Tamale cakes are ”great as a side dish or as the whole meal,” Michelle adds. ”And they’re an amazing and fun dish for the vegetarians in your life. Though, trust me, everyone will love them, including your meat-loving friends.”
”I was inspired to make tamale cakes when some of my cooking-class students asked to learn how to make them,” Michelle says. (Were they thinking of the legendary sweet corn cakes made famous by The Cheesecake Factory, we wonder?) In any case, Michelle went into her Phoenix area kitchen to experiment and came out with this winning recipe that her class of cooking students gobbled up.
[Quick note here from the grammarian at Familia Kitchen. This Tex-Mex dish should be called either tamales or tamal cakes, since tamale is not a word. But tamale cakes is what everyone calls this dish, so we shall — grudgingly — leave it as is.]
”Unlike the traditional tamal, which is made with pork, beef or chicken,” says Michelle, ”the main ingredient in tamale cakes is corn, whole and pureed, which is then mixed with masa harina and flour. It’s important to use sweet corn and make sure that it’s frozen when you cook with it. This gives the cakes a thick texture, somewhat like tamales masa.
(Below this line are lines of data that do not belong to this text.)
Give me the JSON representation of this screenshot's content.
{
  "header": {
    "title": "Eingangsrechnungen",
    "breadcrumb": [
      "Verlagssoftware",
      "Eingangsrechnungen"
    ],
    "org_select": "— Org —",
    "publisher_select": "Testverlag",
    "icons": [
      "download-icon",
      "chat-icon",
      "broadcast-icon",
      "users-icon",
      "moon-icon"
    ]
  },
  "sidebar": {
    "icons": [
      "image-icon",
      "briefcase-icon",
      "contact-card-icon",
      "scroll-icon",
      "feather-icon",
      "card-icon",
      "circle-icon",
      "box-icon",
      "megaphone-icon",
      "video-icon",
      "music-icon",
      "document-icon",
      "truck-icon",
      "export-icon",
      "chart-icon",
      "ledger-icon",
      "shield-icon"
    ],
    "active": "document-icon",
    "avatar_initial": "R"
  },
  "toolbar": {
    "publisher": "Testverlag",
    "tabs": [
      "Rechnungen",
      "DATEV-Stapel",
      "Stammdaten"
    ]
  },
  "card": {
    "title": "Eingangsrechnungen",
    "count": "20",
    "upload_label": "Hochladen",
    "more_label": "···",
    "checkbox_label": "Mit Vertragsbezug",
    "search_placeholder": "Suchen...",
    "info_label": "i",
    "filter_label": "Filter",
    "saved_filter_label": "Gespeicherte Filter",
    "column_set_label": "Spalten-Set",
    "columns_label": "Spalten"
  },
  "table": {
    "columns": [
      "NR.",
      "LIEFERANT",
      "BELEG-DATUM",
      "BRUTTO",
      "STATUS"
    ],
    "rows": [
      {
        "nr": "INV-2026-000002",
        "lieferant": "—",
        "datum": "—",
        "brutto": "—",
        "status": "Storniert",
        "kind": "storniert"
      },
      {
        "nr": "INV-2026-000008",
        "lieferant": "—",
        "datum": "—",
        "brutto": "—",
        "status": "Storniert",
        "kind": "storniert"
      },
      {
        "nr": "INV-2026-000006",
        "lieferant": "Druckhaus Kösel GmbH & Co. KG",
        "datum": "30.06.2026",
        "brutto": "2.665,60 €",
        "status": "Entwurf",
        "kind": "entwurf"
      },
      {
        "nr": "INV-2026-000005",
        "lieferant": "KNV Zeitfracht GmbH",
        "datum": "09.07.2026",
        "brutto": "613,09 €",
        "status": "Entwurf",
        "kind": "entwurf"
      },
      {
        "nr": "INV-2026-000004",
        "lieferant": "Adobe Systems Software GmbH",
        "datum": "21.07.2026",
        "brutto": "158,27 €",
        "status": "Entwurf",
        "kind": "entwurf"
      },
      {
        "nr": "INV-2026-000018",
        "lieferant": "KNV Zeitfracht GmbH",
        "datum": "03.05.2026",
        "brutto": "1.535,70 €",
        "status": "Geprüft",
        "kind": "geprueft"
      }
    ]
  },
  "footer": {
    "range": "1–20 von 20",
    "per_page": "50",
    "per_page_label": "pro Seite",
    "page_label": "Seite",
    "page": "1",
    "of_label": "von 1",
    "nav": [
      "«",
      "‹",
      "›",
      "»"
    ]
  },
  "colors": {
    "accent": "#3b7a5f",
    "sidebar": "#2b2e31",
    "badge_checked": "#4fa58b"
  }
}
When topped with pico de gallo and salsa verde, these tamale cakes offer the perfect balance between sweet and savory.”
To take them to the next level of delicioso, she adds, ”Serve tamale cakes with my Southwestern creamy sauce, which I make with Mexican crema or sour cream,” says Michelle. ”I also top them with pico de gallo and green salsa, which is a must.” Michelle swears by the salsa recipe of Familia Kitchen homecook Anjie Villalobos. ”She makes two kinds of salsa verdes — one is the traditional green salsa and the other adds avocado — and I love both,” says Michelle. “For these tamale cakes, you can use either.”
One last reason why this dish is perfección? “Tamale cakes can be eaten any time of the year, but my favorite time to make them is winter because they remind me of comfort food,” Michelle says. “When served with pico de gallo, they feel more summery because of the bright flavors of the lime and cilantro.”